Menu

Wisconsin Supreme Court Ruling Underlines Importance of Having an IP Strategy When Selling Assets of a Business

March 12, 2021
Hinshaw Alert

In Ritter v. Farrow, 2018 AP 1518 (WI S. Ct. 2/23/21), the Wisconsin Supreme Court addressed Wisconsin trademark law in the context of the sale of a resort management business. Applying the principle that trademarks and their associated good will pass with the sale of a business, the Court found that the defendant purchasers of the resort management business had in fact acquired the trademarks at issue. The facts and outcome of this case illustrate how important it is for business owners to understand what intellectual property they own, the steps they should take to protect those rights, and in the event of a sale of assets associated with the business, how important attention to detail is to ensure the intent of the parties is actually accomplished.

Background on the Case

In 1986, the Ritters purchased lakeshore resort property in St. Germain, Wisconsin. The property consisted of 11 rental units, a permanent residence, and a bar, which the Ritters began managing. They also created a logo for their business consisting of a pair of red bib overalls with a handkerchief hanging out of a back pocket and adopted the names "Bibs Resort" and "Bibs" for use in the business.

Some years later, in 1998, the Ritters converted the resort to a condominium form of ownership; the condominium also used the "Bibs Resort" trademark. The Ritters continued to manage the individual units or cottages at the resort through contracts with the condominium.

Subsequently, the Ritters sold a few units to third parties who were given the right to use the trademarks with their units.

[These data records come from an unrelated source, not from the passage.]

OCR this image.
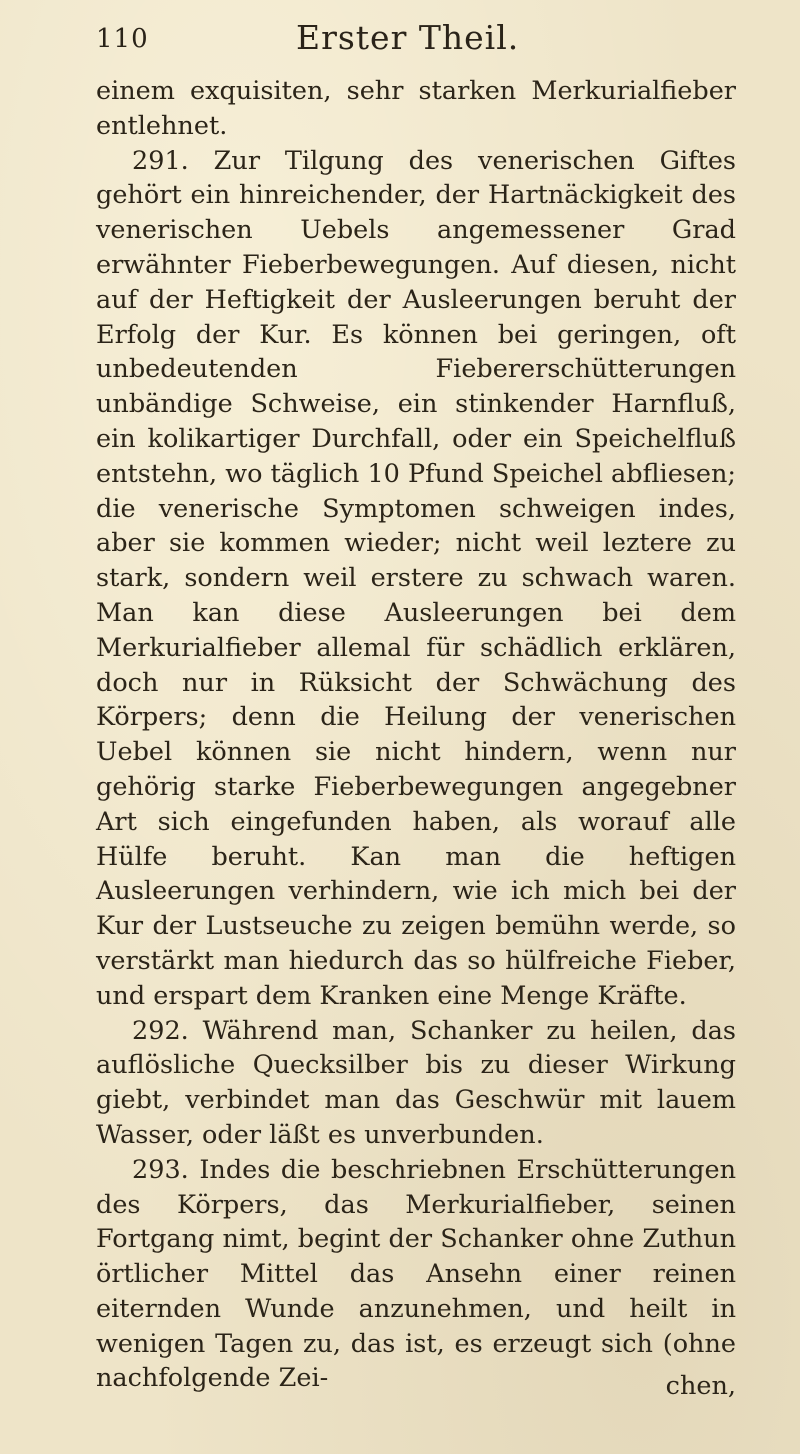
110	Erster Theil.

einem exquisiten, sehr starken Merkurialfieber entlehnet.

291. Zur Tilgung des venerischen Giftes gehört ein hinreichender, der Hartnäckigkeit des venerischen Uebels angemessener Grad erwähnter Fieberbewegungen. Auf diesen, nicht auf der Heftigkeit der Ausleerungen beruht der Erfolg der Kur. Es können bei geringen, oft unbedeutenden Fiebererschütterungen unbändige Schweise, ein stinkender Harnfluß, ein kolikartiger Durchfall, oder ein Speichelfluß entstehn, wo täglich 10 Pfund Speichel abfliesen; die venerische Symptomen schweigen indes, aber sie kommen wieder; nicht weil leztere zu stark, sondern weil erstere zu schwach waren. Man kan diese Ausleerungen bei dem Merkurialfieber allemal für schädlich erklären, doch nur in Rüksicht der Schwächung des Körpers; denn die Heilung der venerischen Uebel können sie nicht hindern, wenn nur gehörig starke Fieberbewegungen angegebner Art sich eingefunden haben, als worauf alle Hülfe beruht. Kan man die heftigen Ausleerungen verhindern, wie ich mich bei der Kur der Lustseuche zu zeigen bemühn werde, so verstärkt man hiedurch das so hülfreiche Fieber, und erspart dem Kranken eine Menge Kräfte.

292. Während man, Schanker zu heilen, das auflösliche Quecksilber bis zu dieser Wirkung giebt, verbindet man das Geschwür mit lauem Wasser, oder läßt es unverbunden.

293. Indes die beschriebnen Erschütterungen des Körpers, das Merkurialfieber, seinen Fortgang nimt, begint der Schanker ohne Zuthun örtlicher Mittel das Ansehn einer reinen eiternden Wunde anzunehmen, und heilt in wenigen Tagen zu, das ist, es erzeugt sich (ohne nachfolgende Zei-	chen,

In 2006, the Farrows purchased a unit and the resort management business. The Farrows' offer to purchase identified "good will," "intangible property," and "trade names" among the assets they were offering to purchase. The Ritters accepted the Farrows' offer.

After the sale, disputes arose and the unit owners stopped using the Farrows for management services. The Ritters resumed managing the other units and used the trademarks. Lawsuits were filed and the Farrows asserted claims against the Ritters for trademark infringement. After multiple proceedings and appeals, the case was accepted for review by the Wisconsin Supreme Court. The key issues before the Court were who owned the trademarks and who had the right to use the trademarks.

The four justice majority concluded that the trademarks at issue were associated with the resort management services business that was established by the Ritters and then sold to the Farrows. Relying on the principle that a trademark cannot be sold unless the associated good will is also sold—and that when a business is sold, the trademarks and associated good will pass with sale of a business—the majority found the Farrows had purchased the trademarks. The case was remanded back to the trial court for consideration of the Farrows motion for summary judgment on the Farrows' claim for trademark infringement.

The three justice dissent reached the opposite result, concluding that the Ritters did not have exclusive rights to the trademarks at the time of the sale of assets to the Farrows because the Ritters had previously granted rights to use the trademarks to third parties, including some of the unit owners and the condominium. The dissent concluded the Ritters did not transfer the exclusive rights to the trademarks to the Farrows and therefore, the Farrows could not sue for trademark infringement.

According to the dissent, the majority of the Court erroneously applied the Lanham Act (15 U.S.C. § 1051 et. seq.) in its analysis by relying on federal cases where trademarks protected by U.S. Trademark Registrations were at issue. Under the Lanham Act, the federal registration of a trademark is prima facie evidence of the registrant's exclusive right to use the registered trademark. In contrast, since the trademarks at issue in this case were not protected by federal registrations the Ritters did not have the benefit of this rebuttable presumption. Wisconsin law applied to the trademarks and the Ritters had to demonstrate possession of the right to exclusive use of the trademarks, which they could not do because they had granted rights to use the trademarks to third parties.